Um das Ganze zu konkretisieren, hier das Rezept für eine Portion „Grashüpfer und Malzzuckerporridge“: 40 g kernige Haferflocken in 300 ml Milch erwärmen. 2 geh. EL Malzzucker in einer Pfanne erwärmen. Sobald er flüssig ist, 4 Grashüpfer dazu geben und köcheln lassen. Wenn der Zucker karamellisiert und dicker wird, sind sie nach ca. 3 min/115°C servierfertig. Haferflocken vom Herd nehmen, bevor sie die ganze Milch aufnehmen. Karamellisierte Grashüpfer, eine kleine Handvoll Heidelbeeren und 1 Pr. Zimt darüber geben und servieren.
Obwohl außergewöhnliche Rezepte Hochkonjunktur haben (Wildkräuter, süße Kuchen aus Gemüse, pikante Hauptgerichte aus/mit Obst und so weiter), dürfte es „Exotische Köstlichkeiten - Das ultimative Insektenkochbuch“ schwer fallen, das Lieblingskochbuch des deutschen Bürgers zu werden, denn, ausgenommen einiger Hartgesottener (siehe „Straßenstars“ im hr oder „Dschungelcamp“ im RTL), die Hemmschwelle ist für die meisten noch zu hoch, um solche Speisen mit ‚Ekelzutaten‘ auch nur probieren zu wollen.
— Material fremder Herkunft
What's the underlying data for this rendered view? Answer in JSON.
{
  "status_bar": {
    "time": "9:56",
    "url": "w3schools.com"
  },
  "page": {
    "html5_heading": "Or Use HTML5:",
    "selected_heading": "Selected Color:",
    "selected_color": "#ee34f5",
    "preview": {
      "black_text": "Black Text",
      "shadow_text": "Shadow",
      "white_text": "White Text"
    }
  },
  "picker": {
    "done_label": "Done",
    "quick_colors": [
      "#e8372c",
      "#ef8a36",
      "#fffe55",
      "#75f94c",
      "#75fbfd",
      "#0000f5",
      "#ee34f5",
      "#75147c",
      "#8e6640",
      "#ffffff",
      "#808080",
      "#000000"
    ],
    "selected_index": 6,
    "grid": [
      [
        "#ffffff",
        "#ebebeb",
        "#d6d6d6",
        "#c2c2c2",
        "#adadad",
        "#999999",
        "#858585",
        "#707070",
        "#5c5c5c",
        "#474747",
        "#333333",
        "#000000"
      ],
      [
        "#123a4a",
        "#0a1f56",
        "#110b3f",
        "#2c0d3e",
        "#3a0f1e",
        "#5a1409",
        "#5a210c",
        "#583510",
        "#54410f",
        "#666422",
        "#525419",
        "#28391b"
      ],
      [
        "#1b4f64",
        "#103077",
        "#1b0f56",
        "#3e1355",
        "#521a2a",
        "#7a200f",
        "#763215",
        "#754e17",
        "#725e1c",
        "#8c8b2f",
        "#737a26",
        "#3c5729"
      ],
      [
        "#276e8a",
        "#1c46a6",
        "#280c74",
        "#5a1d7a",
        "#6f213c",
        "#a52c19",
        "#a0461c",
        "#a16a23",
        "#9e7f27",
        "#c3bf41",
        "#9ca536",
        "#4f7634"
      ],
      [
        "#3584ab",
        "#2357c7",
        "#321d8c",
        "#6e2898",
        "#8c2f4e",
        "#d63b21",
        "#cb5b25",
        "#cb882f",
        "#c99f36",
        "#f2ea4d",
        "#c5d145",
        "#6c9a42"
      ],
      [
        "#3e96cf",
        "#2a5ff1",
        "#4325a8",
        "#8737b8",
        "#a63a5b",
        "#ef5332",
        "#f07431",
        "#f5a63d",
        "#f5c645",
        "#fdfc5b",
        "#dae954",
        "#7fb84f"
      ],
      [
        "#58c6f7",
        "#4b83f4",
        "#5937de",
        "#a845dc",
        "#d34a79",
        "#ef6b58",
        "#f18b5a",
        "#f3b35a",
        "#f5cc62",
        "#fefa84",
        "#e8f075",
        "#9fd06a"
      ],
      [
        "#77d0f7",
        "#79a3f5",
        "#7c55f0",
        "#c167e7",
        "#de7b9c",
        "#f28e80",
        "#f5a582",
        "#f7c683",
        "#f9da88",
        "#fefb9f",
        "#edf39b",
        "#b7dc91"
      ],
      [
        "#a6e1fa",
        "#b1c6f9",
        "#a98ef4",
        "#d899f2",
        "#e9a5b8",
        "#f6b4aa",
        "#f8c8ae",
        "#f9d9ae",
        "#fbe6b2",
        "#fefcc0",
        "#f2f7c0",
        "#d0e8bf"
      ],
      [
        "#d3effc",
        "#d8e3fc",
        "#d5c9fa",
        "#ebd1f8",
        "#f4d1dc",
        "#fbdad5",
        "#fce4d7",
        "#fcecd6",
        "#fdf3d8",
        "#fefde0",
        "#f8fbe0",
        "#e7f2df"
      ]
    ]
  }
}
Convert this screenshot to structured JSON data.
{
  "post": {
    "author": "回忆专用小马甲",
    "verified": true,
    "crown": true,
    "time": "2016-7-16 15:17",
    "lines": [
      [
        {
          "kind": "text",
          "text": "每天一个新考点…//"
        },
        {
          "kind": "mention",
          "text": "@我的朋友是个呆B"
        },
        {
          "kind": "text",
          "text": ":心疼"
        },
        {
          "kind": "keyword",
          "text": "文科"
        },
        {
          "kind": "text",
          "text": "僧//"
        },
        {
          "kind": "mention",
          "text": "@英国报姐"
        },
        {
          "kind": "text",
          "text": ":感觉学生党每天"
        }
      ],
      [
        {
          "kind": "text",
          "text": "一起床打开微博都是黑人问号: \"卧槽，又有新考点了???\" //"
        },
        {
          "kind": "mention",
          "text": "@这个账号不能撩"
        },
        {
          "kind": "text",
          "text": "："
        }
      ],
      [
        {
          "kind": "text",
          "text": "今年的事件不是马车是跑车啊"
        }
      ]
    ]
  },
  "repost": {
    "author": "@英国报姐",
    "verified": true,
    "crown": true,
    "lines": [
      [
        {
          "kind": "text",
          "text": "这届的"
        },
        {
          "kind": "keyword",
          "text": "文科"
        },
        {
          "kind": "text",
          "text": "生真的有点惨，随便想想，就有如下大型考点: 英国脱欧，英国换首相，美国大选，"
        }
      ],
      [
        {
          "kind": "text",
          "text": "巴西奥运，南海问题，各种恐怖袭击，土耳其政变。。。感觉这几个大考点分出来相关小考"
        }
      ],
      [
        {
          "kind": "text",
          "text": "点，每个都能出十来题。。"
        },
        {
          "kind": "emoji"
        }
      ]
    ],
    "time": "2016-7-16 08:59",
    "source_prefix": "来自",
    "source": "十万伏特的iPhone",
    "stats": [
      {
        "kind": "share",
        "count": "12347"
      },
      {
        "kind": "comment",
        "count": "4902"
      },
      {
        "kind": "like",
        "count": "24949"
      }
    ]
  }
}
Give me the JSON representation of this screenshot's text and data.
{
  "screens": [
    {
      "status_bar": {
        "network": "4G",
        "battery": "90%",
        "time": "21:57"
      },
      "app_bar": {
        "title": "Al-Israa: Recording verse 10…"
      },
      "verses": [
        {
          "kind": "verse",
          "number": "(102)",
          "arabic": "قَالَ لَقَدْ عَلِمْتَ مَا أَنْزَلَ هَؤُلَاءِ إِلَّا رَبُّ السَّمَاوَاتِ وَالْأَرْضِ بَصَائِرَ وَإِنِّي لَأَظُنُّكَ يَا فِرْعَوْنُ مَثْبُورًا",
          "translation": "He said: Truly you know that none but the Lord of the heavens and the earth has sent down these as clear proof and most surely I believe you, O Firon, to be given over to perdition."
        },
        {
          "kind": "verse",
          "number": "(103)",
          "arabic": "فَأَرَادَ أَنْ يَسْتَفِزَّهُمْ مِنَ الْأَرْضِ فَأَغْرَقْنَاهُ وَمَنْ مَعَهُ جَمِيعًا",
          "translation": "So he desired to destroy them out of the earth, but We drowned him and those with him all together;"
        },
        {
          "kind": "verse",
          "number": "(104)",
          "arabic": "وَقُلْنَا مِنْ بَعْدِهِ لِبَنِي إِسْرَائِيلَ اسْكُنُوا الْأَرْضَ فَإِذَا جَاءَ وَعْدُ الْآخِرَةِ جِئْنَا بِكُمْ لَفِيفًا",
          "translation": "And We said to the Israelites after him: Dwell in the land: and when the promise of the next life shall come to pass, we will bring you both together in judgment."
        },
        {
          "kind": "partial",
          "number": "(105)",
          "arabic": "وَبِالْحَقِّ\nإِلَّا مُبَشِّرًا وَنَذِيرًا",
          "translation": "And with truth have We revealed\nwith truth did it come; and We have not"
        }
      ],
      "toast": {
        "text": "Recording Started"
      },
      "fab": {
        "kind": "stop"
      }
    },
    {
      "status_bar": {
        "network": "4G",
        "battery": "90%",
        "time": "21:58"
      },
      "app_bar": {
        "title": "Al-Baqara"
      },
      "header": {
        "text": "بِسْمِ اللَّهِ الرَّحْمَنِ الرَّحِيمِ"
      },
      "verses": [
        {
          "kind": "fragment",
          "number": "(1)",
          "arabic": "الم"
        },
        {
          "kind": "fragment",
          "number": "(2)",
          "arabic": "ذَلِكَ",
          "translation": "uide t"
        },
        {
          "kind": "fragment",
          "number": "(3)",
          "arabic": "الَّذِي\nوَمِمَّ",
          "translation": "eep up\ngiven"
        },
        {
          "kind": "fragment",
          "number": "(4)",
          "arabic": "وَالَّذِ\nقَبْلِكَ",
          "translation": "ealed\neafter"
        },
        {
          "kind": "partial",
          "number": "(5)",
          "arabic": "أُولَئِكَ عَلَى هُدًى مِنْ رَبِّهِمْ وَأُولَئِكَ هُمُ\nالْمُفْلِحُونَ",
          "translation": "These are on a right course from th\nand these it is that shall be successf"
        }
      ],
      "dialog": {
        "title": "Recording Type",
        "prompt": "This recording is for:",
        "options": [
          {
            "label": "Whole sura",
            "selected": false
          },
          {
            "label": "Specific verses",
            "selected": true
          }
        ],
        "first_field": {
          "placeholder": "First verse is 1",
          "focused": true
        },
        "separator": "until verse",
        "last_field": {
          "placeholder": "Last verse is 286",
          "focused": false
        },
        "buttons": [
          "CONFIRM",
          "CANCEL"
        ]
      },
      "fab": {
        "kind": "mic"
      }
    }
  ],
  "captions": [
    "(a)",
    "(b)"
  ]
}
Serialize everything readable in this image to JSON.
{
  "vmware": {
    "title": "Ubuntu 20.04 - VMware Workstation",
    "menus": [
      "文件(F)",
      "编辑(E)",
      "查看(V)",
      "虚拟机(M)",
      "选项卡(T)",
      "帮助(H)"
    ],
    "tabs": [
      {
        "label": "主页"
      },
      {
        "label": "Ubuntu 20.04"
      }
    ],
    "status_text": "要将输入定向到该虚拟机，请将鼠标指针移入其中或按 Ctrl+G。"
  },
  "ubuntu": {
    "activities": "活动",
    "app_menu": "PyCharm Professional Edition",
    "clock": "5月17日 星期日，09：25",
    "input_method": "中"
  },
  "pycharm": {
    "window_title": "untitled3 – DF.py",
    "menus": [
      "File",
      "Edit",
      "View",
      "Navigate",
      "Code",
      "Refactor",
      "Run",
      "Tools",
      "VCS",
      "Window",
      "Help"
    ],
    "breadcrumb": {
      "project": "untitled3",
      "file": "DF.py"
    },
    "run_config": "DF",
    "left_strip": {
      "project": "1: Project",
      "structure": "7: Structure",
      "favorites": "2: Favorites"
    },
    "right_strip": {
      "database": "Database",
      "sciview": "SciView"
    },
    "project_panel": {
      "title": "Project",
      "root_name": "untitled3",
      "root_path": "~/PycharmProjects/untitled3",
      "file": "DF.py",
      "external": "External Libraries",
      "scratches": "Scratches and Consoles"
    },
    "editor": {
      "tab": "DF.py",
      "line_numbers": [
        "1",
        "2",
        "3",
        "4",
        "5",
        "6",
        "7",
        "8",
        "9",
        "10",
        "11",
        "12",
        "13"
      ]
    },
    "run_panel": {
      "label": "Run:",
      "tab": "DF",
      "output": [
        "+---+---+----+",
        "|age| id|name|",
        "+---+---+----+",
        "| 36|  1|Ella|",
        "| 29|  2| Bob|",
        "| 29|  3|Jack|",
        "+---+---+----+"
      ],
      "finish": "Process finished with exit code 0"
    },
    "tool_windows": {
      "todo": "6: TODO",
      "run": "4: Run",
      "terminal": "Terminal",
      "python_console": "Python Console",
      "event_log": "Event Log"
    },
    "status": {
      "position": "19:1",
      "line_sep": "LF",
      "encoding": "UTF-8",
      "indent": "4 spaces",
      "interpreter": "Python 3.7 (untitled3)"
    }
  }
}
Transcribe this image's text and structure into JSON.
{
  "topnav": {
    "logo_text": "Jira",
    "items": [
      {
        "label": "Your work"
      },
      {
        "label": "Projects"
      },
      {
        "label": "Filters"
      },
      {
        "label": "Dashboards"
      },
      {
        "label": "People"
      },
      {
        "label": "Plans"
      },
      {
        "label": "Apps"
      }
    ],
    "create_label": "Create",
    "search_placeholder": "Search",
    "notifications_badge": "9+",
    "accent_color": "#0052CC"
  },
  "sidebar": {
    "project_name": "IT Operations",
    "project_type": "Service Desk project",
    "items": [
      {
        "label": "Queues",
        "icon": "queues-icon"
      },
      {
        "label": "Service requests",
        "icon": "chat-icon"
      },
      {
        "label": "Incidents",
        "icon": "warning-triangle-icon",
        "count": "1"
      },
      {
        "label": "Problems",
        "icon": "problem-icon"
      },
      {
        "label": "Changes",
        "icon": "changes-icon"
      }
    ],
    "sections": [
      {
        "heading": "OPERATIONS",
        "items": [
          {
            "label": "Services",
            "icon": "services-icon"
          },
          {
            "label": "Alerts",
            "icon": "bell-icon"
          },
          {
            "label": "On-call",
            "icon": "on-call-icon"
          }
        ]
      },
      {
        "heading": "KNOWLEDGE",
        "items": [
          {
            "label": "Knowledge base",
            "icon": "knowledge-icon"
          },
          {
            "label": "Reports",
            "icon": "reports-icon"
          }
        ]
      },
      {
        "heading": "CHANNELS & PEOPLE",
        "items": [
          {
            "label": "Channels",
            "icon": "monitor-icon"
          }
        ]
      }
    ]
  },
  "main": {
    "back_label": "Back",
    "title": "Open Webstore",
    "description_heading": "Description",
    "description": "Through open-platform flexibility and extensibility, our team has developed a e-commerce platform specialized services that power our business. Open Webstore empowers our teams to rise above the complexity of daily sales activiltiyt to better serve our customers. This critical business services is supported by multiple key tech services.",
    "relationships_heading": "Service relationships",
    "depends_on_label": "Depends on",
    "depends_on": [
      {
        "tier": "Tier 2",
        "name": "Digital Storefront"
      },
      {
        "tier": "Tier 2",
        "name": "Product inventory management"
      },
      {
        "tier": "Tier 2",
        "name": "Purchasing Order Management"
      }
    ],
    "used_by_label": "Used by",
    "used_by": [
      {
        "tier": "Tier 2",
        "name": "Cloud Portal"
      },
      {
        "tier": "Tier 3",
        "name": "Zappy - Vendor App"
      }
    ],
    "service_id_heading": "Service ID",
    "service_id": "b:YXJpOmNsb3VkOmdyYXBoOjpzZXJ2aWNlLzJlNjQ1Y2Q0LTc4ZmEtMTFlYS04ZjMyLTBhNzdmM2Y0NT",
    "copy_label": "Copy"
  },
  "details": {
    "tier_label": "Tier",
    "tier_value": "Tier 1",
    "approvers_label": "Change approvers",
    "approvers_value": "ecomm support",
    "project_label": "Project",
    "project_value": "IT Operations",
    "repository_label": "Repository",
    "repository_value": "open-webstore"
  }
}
Ein ‚Survival‘-Kochbuch ist es aber auch nicht, da bloß bestimmte Insekten verwendet werden, die über den Handel erhältlich sind, es aber keine Informationen gibt, wie man sie selbst beschaffen kann.
Von daher möchte man das Buch eigentlich nur jenen empfehlen, die einen sehr niedrigen Ekelfaktor haben, am besten noch Spaß empfinden, wenn sie andere mit solchen Speisen (Surströmming, Mehlwurm & Co.) schockieren können, vielleicht auch Autoren phantastischer Bücher, die sich hier zu etwas abseits von Hiiirrrrnnnn inspirieren lassen wollen - denn noch werden die meisten Hobbyköche und Gourmets bestimmt lieber in die Pizzeria, zum Griechen und Burger King gehen, bevor sie die Insektenküche testen.